A recent study by researchers at the Children’s Hospital of Fudan University, China, has identified pancreatic progenitor cell differentiation and proliferation factor (PPDPF) as a crucial regulator of kidney health. Published in Science Advances, the study reveals that PPDPF supports key enzymes that maintain cellular energy levels, highlighting its potential as a therapeutic target for chronic kidney disease (CKD).
PPDPF emerged as a candidate gene due to its strong genomic associations with kidney function in large-scale population studies. Variants linked to decreased kidney performance were correlated with PPDPF expression changes across multiple expression quantitative trait locus (eQTL) analyses, including bulk tissue, cell-type-specific, and meta-analyses. While PPDPF has been studied in other physiological and pathological contexts, its role in kidney disease had not been previously explored.

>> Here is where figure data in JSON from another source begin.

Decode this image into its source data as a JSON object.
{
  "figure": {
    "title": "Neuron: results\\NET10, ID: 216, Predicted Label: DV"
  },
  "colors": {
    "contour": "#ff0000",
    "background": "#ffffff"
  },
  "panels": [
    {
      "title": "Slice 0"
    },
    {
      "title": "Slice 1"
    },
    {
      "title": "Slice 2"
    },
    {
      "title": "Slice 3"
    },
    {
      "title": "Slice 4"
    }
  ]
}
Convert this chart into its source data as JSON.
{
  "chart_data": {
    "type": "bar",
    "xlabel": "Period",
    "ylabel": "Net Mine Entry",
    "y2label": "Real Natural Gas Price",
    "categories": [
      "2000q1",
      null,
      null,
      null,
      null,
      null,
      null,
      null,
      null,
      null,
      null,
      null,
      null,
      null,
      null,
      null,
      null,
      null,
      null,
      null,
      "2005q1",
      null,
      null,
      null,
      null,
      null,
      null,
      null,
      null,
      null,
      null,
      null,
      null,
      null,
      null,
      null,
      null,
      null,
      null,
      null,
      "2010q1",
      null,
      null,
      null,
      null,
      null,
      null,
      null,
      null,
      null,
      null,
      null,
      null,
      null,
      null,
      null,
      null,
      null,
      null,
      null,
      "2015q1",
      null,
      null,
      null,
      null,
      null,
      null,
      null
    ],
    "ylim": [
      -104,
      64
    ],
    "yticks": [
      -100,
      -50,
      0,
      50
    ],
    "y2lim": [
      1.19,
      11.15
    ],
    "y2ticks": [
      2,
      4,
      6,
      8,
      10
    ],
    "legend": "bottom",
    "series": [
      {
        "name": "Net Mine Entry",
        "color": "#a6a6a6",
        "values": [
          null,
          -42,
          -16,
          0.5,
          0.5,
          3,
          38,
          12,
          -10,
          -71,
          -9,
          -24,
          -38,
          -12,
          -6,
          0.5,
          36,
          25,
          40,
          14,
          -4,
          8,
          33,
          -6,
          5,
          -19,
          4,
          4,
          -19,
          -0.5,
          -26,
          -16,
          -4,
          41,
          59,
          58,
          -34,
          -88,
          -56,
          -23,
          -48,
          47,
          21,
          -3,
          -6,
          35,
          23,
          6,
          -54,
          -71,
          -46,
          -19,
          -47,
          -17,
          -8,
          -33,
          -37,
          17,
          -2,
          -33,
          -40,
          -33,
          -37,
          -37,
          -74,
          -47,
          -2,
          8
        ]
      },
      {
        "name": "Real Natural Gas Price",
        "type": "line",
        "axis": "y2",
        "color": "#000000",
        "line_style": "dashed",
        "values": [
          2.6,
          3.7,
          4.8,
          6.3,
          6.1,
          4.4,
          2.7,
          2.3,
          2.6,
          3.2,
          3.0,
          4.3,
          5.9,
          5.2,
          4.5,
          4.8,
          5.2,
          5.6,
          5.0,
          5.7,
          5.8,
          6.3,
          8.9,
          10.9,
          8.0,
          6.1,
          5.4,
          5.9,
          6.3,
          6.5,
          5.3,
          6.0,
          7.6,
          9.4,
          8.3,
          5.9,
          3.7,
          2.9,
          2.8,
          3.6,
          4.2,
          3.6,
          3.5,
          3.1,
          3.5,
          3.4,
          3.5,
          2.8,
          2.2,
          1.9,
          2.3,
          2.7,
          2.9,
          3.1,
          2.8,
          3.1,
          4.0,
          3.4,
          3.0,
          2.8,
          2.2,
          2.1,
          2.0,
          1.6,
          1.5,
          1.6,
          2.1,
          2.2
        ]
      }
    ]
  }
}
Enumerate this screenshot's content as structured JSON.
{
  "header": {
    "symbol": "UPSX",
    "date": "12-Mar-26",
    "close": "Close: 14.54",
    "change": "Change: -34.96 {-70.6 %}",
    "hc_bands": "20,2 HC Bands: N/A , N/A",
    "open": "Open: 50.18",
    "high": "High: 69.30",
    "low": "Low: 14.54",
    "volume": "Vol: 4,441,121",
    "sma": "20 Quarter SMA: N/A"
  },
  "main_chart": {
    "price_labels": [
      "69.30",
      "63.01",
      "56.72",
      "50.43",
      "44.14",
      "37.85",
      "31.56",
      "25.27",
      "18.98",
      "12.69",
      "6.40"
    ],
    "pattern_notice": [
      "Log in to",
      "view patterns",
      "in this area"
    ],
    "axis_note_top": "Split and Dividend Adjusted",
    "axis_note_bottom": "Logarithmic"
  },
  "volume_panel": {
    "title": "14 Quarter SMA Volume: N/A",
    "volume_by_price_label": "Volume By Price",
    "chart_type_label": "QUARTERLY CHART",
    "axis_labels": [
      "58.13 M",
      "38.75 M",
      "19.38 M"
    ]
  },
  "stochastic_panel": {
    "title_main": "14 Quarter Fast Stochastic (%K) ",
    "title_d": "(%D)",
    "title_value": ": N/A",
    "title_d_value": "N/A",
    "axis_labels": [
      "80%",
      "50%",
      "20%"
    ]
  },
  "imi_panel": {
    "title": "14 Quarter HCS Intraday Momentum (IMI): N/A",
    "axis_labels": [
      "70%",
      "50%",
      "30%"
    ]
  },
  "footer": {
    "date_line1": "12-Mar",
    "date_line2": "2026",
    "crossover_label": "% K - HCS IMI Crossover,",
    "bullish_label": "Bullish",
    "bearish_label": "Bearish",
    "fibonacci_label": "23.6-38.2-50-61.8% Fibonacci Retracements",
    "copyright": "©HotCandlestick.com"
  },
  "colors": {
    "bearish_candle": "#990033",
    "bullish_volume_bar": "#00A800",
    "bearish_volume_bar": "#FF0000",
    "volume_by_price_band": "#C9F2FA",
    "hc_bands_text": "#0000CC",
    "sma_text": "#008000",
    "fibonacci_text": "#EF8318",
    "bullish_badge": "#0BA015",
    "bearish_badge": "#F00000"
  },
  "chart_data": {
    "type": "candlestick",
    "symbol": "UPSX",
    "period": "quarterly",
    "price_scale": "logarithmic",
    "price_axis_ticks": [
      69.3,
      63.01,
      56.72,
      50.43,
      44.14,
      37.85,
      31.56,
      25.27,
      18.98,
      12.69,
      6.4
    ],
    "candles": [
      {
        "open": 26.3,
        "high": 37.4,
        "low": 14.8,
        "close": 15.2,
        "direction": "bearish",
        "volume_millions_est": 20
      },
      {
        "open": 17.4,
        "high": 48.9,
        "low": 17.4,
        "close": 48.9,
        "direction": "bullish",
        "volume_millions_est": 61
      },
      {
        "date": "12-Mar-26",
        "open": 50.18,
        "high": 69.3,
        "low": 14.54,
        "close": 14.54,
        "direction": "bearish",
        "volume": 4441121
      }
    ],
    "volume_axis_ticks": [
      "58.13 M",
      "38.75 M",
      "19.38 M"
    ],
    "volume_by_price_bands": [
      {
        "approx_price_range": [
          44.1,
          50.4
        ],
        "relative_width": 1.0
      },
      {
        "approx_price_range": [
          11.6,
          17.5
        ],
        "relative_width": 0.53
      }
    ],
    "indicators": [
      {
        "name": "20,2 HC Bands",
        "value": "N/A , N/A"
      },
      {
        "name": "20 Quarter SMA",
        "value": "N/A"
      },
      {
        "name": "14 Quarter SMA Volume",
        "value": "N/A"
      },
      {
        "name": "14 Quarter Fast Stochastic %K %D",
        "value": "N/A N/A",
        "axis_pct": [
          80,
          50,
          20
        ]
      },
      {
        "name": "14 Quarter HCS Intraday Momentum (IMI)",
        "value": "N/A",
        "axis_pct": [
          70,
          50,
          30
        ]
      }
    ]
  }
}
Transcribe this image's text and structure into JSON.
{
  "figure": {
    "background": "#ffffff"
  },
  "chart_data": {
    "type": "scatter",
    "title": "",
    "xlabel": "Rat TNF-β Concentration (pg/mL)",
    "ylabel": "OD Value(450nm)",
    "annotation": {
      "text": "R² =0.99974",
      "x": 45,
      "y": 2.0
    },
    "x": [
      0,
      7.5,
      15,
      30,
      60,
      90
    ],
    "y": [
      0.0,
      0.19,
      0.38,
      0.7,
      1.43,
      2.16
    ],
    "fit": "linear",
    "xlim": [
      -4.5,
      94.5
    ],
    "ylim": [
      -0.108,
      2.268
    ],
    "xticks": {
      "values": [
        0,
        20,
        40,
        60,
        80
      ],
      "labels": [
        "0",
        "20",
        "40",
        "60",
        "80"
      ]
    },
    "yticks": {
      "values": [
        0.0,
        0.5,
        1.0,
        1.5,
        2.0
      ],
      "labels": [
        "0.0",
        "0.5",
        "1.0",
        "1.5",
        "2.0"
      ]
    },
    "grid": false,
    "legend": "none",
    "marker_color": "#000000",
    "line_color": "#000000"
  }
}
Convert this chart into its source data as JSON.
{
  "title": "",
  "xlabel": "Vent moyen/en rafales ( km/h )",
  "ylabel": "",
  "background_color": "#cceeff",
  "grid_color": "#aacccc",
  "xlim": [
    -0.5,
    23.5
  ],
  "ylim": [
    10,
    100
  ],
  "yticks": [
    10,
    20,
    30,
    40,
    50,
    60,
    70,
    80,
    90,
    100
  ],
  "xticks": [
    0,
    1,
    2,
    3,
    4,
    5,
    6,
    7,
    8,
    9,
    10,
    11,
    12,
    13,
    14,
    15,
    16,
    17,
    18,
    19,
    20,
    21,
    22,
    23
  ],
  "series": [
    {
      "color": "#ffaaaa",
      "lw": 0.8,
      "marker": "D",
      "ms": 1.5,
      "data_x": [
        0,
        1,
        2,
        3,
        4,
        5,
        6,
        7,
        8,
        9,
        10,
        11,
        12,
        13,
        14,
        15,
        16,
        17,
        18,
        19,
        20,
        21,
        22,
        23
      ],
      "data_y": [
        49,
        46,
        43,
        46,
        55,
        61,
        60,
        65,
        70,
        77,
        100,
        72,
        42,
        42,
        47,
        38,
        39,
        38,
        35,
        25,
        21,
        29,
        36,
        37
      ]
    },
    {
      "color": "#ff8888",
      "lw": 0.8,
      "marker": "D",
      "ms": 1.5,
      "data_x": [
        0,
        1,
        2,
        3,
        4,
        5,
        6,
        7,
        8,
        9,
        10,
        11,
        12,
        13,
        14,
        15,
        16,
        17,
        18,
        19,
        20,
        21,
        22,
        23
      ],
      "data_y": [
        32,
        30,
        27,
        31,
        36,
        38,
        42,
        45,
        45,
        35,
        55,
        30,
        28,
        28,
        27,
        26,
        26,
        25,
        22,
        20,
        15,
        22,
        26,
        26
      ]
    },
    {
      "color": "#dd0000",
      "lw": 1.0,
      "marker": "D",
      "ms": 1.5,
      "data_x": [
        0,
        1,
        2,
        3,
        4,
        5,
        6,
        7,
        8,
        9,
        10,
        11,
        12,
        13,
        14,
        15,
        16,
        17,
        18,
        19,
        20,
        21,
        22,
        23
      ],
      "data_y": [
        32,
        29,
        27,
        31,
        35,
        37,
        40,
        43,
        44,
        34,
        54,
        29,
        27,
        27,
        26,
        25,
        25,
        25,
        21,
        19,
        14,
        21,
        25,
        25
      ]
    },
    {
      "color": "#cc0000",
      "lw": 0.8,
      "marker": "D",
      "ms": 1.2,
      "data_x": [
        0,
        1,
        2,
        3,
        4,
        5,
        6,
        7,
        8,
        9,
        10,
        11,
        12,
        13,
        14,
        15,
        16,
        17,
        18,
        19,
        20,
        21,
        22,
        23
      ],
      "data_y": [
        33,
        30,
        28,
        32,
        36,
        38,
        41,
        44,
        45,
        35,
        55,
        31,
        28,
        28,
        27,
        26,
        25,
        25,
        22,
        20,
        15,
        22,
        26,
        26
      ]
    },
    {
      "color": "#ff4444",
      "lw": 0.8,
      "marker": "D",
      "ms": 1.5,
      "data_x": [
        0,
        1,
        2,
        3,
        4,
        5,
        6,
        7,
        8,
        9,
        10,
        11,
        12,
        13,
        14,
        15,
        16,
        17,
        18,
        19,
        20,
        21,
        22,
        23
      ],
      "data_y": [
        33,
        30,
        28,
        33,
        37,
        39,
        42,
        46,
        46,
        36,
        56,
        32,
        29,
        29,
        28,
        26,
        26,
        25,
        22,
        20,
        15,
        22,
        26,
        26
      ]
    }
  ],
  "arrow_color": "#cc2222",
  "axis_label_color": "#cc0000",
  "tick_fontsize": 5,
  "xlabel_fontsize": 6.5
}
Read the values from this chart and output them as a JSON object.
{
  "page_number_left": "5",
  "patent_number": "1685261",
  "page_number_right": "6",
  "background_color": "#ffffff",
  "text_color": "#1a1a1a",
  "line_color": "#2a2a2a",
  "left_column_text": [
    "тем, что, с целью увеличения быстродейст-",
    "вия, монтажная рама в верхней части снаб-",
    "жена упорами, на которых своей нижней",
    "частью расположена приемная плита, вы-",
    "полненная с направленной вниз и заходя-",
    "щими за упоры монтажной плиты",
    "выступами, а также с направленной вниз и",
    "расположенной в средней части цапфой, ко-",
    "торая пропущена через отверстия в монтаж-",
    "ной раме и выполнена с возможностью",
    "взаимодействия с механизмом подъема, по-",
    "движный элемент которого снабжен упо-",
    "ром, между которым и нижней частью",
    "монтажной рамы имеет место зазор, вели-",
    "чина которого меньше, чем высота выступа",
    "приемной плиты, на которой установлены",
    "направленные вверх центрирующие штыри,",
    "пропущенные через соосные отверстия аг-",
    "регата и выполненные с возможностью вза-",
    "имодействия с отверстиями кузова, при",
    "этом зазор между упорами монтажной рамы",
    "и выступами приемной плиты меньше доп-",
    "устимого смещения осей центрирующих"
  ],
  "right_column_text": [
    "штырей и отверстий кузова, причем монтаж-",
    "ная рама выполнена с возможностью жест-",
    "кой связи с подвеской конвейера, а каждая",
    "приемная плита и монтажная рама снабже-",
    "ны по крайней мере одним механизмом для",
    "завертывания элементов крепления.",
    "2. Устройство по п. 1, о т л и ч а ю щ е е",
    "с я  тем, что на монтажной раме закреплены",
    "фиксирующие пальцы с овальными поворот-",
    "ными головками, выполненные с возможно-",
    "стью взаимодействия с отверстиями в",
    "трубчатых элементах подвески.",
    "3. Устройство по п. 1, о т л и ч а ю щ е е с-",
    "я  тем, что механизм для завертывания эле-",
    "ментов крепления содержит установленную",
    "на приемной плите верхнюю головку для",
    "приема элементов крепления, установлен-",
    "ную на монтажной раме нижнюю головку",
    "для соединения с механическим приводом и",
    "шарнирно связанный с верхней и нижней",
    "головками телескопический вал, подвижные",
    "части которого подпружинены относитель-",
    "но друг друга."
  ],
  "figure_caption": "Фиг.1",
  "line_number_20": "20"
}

To investigate PPDPF’s role in kidney disease, researchers integrated genome-wide association studies (GWAS) and multi-omic analyses. They examined gene activity in mouse models and human datasets, including samples from acute kidney injury patients and preimplantation kidney donors. Bulk and single-cell RNA sequencing tracked gene expression changes post-injury, while CRISPR-Cas9 was used to generate PPDPF-deficient mice. Additional models were developed through chemical exposure, surgical obstruction, and aging. Functional studies, including gene knockdown, overexpression, and biochemical assays, assessed mitochondrial function, NAD⁺ metabolism, and PPDPF-related protein interactions.
The findings revealed that PPDPF is highly expressed in healthy proximal tubule cells and is upregulated during early kidney injury. PPDPF deficiency led to mitochondrial dysfunction, NAD⁺ depletion, and severe kidney damage across multiple CKD models. Notably, NAD⁺ supplementation, but not its precursor NMN, mitigated kidney injury in PPDPF-deficient mice. Conversely, PPDPF overexpression enhanced mitochondrial activity, increased NAD⁺ and NMNAT levels, and reduced fibrosis markers.
CKD affects approximately 15% of the global population and is the ninth leading cause of death worldwide. Despite its prevalence, effective treatments to slow disease progression remain limited. Although GWAS have linked nearly 800 genetic loci to kidney function, over 90% of these variants reside in noncoding regions, making it difficult to determine their functional significance. The molecular mechanisms underlying early-stage CKD remain largely unknown.
Beyond kidney disease, PPDPF plays essential roles in various physiological and pathological processes. It promotes lung adenocarcinoma by inhibiting apoptosis and immune cytotoxicity, while PPDPF knockout suppresses KRAS-driven pancreatic ductal adenocarcinoma. In non-tumor contexts, PPDPF prevents Raptor ubiquitination, reducing lipid synthesis and mitigating fatty liver disease. These findings position PPDPF as a critical regulator of NAD⁺ homeostasis and CKD progression, offering a promising therapeutic target for kidney fibrosis and CKD treatment.
References:
- Fang X, Zhong Y, Zheng R, Wu Q, Liu Y, Zhang D, et al. PPDPF preserves integrity of proximal tubule by modulating NMNAT activity in chronic kidney diseases. Science Advances. 2025 Mar 19;11(12):eadr8648.
- Imai S ichiro. PPDPF: Preventing kidney disease through NAD+ regulation. Science Advances. 2025 Mar 19;11(12):eadw6815.